Sports Comment

It did not take the regional cricketers long to dispel the belief that the team was beginning to show some improvement and that fans could expect a more competitive team under its new leader.
Nor did it take them long to debunk the myth that Ramnaresh Sarwan’s team was a different unit under Chris Gayle.

Judging from the results of the first test of the Digicel Home Series, it was, as Tony Cozier once wrote, “de ja vu all over again.” All the regional superstars needed to show that it was `same dance, different day’, was one test.

That they decided to take the historic first test match to show their true maroon colours simply means that West Indies cricket and its history mean little to these stars.

Frankly speaking, the team did show some positives during their last overseas sojourn in South Africa.

The win in the first test, the first by a West Indies team in three tours to the African continent had fuelled expectations that Gayle, not Sarwan, was the right man for the job and that the team was apparently about to turn the corner.

The team’s subsequent defeats in the second and third test matches was put down to a combination of factors including injuries, which robbed the team from being at full strength after the first test. Now, however, it’s back to the sobering and unflattering reality that the team’s losses are set to continue and that they are not confined only to overseas tours but even at home, and that changing the captain was simply not the solution.

What exactly has brought about this present position?

Well, one of the reasons for the continual decline in the performance of the team has to do with the selectors.

Some of the players simply are not ready for international cricket and all one has to do is to look at their averages either in regional competitions or at the test and one-day levels to find that out.

Players who average 20s and 30s simply will not cut it and the selectors should stop the recycling experiment and try other options or other players.

Another reason is that playing for lucre has replaced playing for pride.

Players now would rather play for money than for their country despite their protestations to the contrary.

Still another reason is that the West Indies Cricket Board is not investing in those young players who should form the nucleus of the team in another few years.

Where are the `A’ team tours for those fringe West Indies players?

And a fourth reason is that players have no opportunity to work on problems which might be affecting their batting.

Even world record holder Brian Lara had turned to Sir Garfield Sobers whenever he was in a batting funk.
TURNING THINGS AROUND

Can this present crop of West Indies players turn things around, win the second test and square the series?

That remains to be seen. The West Indies selectors have named an unchanged team.

Whether that will translate into an unchanged performance remains to be seen.

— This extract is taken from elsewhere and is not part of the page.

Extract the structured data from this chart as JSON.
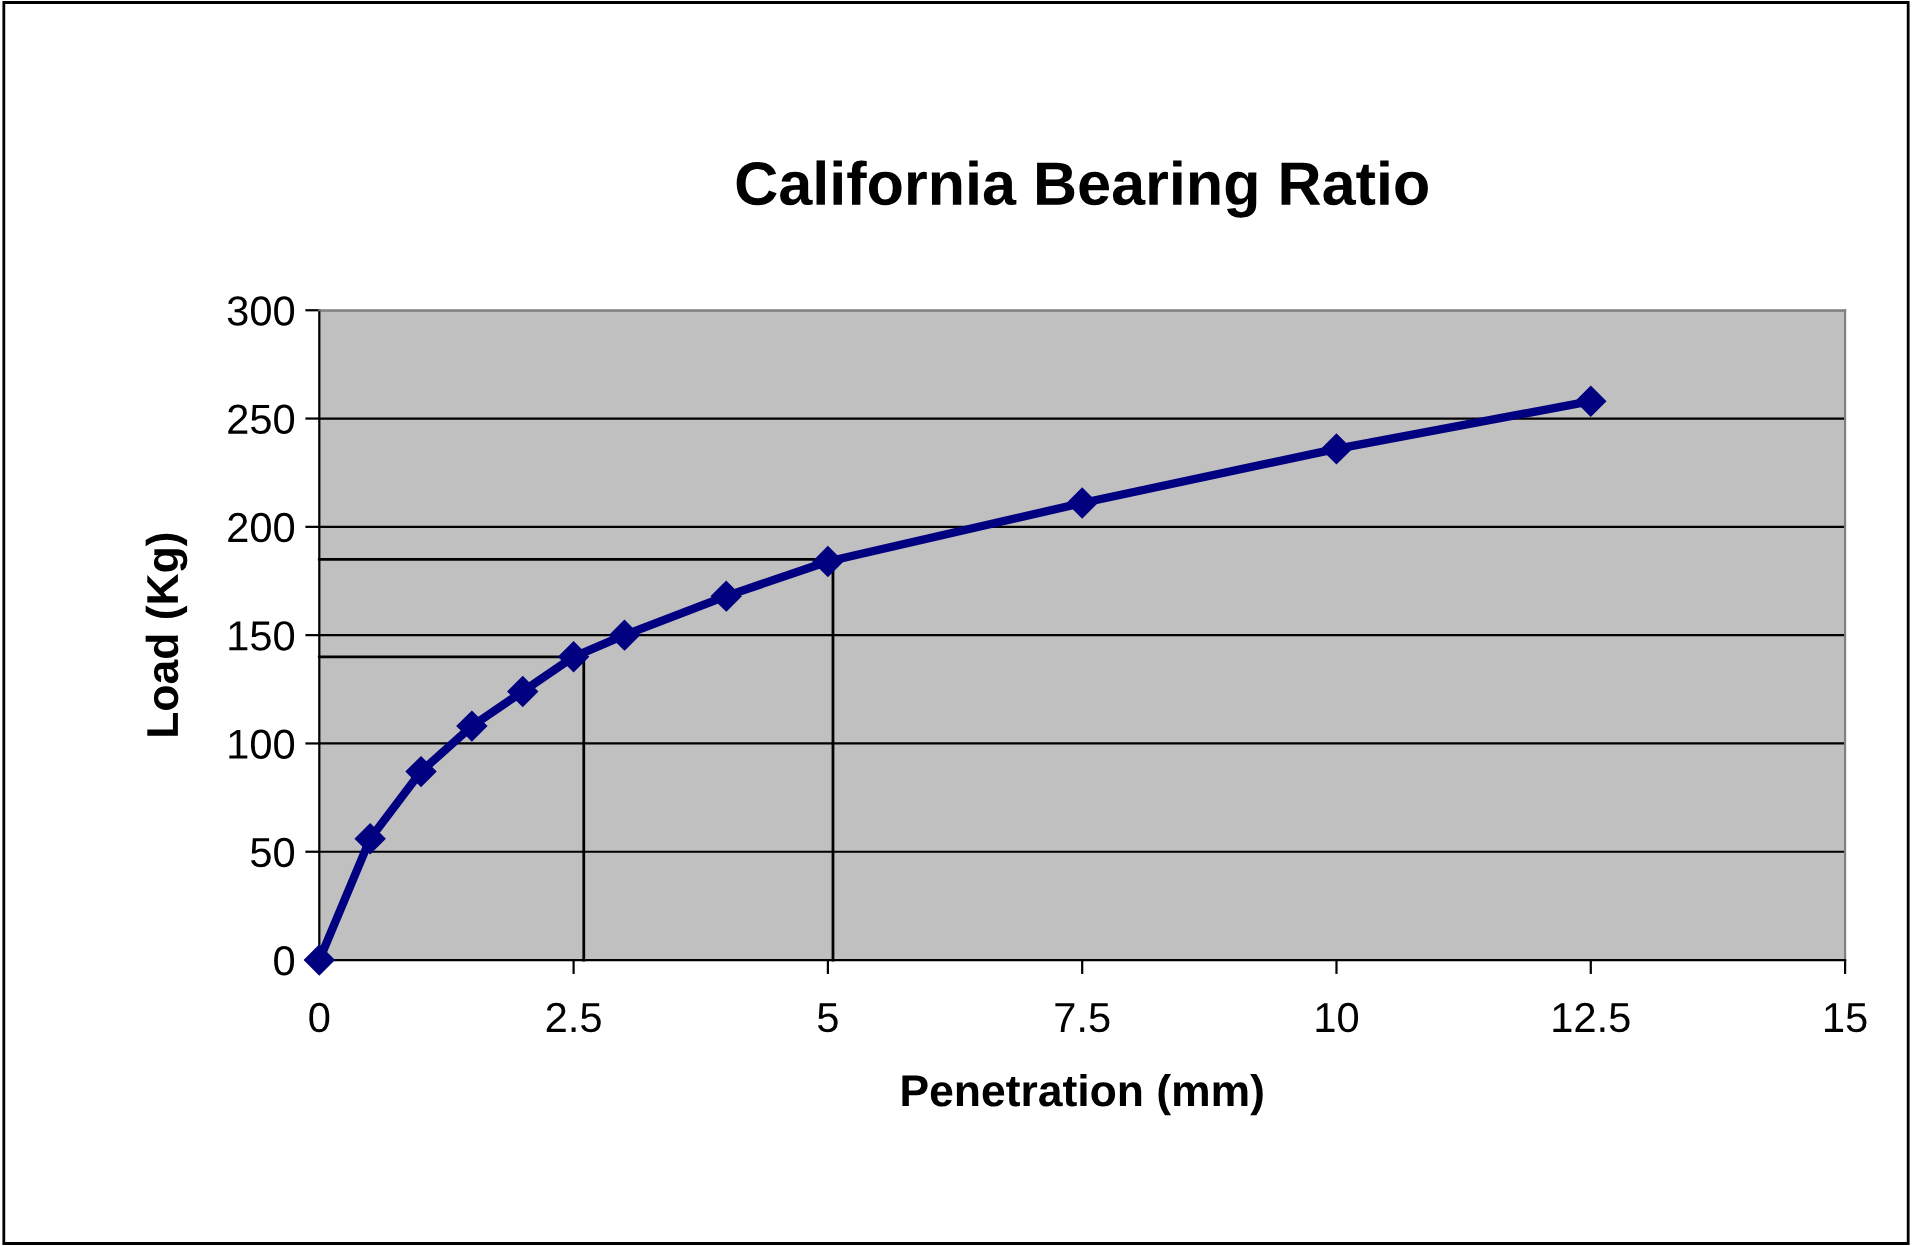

One of the problems with this team is that they complain too much.

Greeted with an easy-paced wicket at Providence, instead of jumping for joy and feasting on the platter served up before them with runs galore, they complained.

No wonder they lost the test. Professional cricketers learn to adapt to whatever are the conditions. They do not complain but get on with the job.

On a batting wicket where two Sri Lanka batsmen scored test centuries, the West Indians failed to score even one.

Their best efforts were half centuries from Ramnaresh Sarwan (one in each innings) and Dwayne Bravo.

Certainly on a pitch which held no terrors for the batsmen and which did not seem to offer too much assistance to Muttiah Muralitharan, the West Indies batting could be described as lacking application.

That they contrived to get themselves dismissed on the last day when they should have been able to hold out for a draw suggests that the West Indies batsmen seem unconcerned about the record of defeats they are accumulating.

They enter the second test at the Queen’s Park Oval tomorrow knowing that only a victory can help them salvage the series. That’s the least they can try to do now.